Manual seniors reflect on voting for the first time


Outside view of Louisville Marriott East, one of the places where Jefferson County residents can place their vote. Photo by Macy Waddle.

Macy Waddle

Many Manual seniors are making their voices heard for the first time as Election Day creeps closer and closer. However, between the pandemic and a highly tense political climate, this year’s voting looks rather different than normal. Eligible Manual students took full advantage of the variety of options, from attending in-person sites to utilizing mail-in ballots.  

Landon Vandergriff (12, YPAS), who voted for the first time this fall, chose the mail-in option for a number of reasons. 

“A combination of ease, not wanting to take unnecessary risks with the virus and potential voter intimidation [caused him to mail in his ballot]. Seeing stories like the one where a caravan of Trump supporters ran a Biden campaign bus out of town, plus other similar ones, make me not really want to physically go to the polls unless for some reason I can’t vote by mail,” Vandergriff said. 

Other students felt they would miss out on the full voting experience, and instead chose to vote in-person at one of the Jefferson County locations. 

“I didn’t want to risk it not being counted if I didn’t fill it out correctly and I wanted it to be counted as soon as I filled it out. I also felt like I wouldn’t get the full experience if I didn’t vote in person,” Olivia Robinson (12, HSU) said. Robinson voted at the Kentucky Center for African American Heritage. 

According to Allison Durand (12, YPAS), the experience lived up to her expectations. 

“It went a lot smoother than I thought it was going to. Especially after I got there and saw how many people were inside. I fully expected to wait in line for a while, but the whole process ended up being super-efficient,” Durand said. 

She also noted how the teller complimented her outfit and described it as an “overall great experience.” Durand voted at the Louisville Marriott East location. 

This tweet was made by Joe Sonka, the Courier Journal’s State government reporter. 

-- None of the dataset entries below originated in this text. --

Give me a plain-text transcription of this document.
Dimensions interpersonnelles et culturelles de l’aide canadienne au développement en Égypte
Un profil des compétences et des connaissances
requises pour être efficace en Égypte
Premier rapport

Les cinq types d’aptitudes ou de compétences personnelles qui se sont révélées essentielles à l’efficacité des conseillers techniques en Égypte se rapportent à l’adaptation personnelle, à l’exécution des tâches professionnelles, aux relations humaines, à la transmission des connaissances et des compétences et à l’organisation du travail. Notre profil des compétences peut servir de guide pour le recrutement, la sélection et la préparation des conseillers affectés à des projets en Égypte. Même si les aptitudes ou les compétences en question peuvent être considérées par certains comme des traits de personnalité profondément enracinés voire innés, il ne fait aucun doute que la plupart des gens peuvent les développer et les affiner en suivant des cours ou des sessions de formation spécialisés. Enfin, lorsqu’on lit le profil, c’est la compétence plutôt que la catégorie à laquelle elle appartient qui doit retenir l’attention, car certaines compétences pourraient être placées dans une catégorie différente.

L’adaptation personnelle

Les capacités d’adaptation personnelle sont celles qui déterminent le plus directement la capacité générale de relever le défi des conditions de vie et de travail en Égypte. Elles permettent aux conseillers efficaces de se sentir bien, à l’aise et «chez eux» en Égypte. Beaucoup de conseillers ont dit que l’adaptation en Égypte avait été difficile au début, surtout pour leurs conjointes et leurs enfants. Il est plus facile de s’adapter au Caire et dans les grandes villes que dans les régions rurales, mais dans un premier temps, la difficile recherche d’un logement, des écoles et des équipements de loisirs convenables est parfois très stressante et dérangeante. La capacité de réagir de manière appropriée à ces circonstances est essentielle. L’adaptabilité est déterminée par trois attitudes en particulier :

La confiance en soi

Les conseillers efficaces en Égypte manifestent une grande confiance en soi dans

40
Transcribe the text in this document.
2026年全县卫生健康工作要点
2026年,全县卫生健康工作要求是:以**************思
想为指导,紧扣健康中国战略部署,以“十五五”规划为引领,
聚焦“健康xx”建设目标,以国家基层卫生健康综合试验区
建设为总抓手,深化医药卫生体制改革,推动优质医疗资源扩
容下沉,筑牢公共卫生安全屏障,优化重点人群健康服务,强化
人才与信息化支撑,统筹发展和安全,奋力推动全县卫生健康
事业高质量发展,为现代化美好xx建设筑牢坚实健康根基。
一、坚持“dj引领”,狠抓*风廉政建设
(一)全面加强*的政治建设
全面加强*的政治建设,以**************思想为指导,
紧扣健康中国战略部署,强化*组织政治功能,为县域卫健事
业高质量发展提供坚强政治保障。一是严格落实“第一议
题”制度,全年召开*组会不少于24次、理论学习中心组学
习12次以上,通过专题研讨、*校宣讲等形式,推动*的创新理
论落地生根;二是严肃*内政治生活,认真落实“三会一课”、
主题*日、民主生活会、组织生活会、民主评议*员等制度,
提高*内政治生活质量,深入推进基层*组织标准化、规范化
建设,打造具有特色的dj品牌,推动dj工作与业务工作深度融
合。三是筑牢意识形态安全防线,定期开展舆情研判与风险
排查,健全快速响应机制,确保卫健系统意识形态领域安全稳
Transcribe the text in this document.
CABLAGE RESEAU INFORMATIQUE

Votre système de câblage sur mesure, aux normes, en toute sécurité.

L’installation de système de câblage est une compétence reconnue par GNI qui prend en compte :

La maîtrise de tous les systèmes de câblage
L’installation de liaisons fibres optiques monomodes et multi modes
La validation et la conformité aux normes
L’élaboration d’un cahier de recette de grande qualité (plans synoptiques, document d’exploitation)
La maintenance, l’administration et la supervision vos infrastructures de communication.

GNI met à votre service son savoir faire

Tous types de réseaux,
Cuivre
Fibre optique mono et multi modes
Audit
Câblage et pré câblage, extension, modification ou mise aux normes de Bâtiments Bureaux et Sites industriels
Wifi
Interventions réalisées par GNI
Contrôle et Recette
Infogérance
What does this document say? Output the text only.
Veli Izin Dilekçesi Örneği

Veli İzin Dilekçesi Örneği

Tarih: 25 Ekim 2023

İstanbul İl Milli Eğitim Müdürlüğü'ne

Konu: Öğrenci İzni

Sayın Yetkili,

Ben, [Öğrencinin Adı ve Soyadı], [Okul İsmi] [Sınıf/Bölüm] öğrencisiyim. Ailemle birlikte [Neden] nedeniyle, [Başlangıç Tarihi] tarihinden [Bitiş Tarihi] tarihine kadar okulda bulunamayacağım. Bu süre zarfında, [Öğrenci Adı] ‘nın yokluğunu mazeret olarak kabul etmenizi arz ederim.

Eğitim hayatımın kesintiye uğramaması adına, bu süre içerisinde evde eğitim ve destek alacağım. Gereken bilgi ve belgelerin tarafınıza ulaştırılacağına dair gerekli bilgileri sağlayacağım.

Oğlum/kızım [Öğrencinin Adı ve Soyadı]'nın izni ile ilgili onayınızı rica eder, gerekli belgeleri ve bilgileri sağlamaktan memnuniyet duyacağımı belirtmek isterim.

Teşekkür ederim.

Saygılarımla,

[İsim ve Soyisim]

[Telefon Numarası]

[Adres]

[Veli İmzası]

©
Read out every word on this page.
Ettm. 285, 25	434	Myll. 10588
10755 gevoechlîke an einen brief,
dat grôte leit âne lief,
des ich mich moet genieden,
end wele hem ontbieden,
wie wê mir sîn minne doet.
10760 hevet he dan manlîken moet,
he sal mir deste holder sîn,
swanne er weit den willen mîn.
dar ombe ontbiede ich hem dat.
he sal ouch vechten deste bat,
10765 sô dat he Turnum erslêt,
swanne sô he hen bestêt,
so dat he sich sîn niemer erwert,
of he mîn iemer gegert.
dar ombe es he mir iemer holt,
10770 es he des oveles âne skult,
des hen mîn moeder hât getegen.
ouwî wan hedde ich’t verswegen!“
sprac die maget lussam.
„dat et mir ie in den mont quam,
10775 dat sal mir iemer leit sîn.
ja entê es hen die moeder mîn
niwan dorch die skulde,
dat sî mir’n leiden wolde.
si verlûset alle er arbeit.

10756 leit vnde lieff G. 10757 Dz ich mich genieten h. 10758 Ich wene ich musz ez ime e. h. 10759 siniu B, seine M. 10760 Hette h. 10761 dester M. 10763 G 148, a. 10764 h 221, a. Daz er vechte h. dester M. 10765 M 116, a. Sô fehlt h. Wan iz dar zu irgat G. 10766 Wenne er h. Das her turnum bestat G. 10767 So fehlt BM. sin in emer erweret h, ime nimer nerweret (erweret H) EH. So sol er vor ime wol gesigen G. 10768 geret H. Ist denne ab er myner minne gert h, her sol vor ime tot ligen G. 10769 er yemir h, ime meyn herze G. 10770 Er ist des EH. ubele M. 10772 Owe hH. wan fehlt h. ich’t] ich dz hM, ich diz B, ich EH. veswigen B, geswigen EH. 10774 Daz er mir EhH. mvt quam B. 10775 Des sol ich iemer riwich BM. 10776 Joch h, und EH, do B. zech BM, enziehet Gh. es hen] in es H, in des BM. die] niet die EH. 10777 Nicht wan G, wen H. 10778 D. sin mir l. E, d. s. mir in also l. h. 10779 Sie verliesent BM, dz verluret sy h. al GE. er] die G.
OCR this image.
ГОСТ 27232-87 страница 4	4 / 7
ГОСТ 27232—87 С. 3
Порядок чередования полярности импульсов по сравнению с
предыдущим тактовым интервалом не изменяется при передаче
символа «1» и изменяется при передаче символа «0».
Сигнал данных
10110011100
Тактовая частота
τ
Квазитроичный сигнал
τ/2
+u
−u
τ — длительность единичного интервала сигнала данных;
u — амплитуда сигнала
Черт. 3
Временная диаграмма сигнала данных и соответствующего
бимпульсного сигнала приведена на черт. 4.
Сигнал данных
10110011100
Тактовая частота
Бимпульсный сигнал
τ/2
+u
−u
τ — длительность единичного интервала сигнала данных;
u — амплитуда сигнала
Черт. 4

Many were nervous about how these new voting stations were going to work, due to the pandemic and early voting method related concerns. However, those who voted in-person were pleasantly surprised at how smoothly the process was for them. Durand was “in and out in 15 minutes” and Owen McGuirk (12, HSU), who also voted at Louisville Marriott East, described it as, “very crowded but fast-moving and easy.” 

Vandergriff explained he had no problem receiving his mail-in ballot, but he had trouble when registering to vote. 

“Once I got my ballot it was really nice to make sure my vote was counted online, but it was really annoying to spend a lot of time trying to fix my information,” he said. “I think it would dissuade a lot of potential voters from voting if they had to spend that much time on it.” His information was correct on his ballot, but still incorrect online by the time he submitted it.

Students took great strides to make sure they were making informed choices when voting for the first time. 

“I’ve been watching the debates since the beginning of the process, listened to podcasts, watched interviews, read both informative and opinion pieces from both sides and I’ve spent a lot of time on both the GOP and Democratic website reading policy proposals, etc. I really tried to be as informed as possible,” Durand said. 

Alongside the candidates,  there’s also Marsy’s Law and the JCPS tax increase proposal for voters to decide on.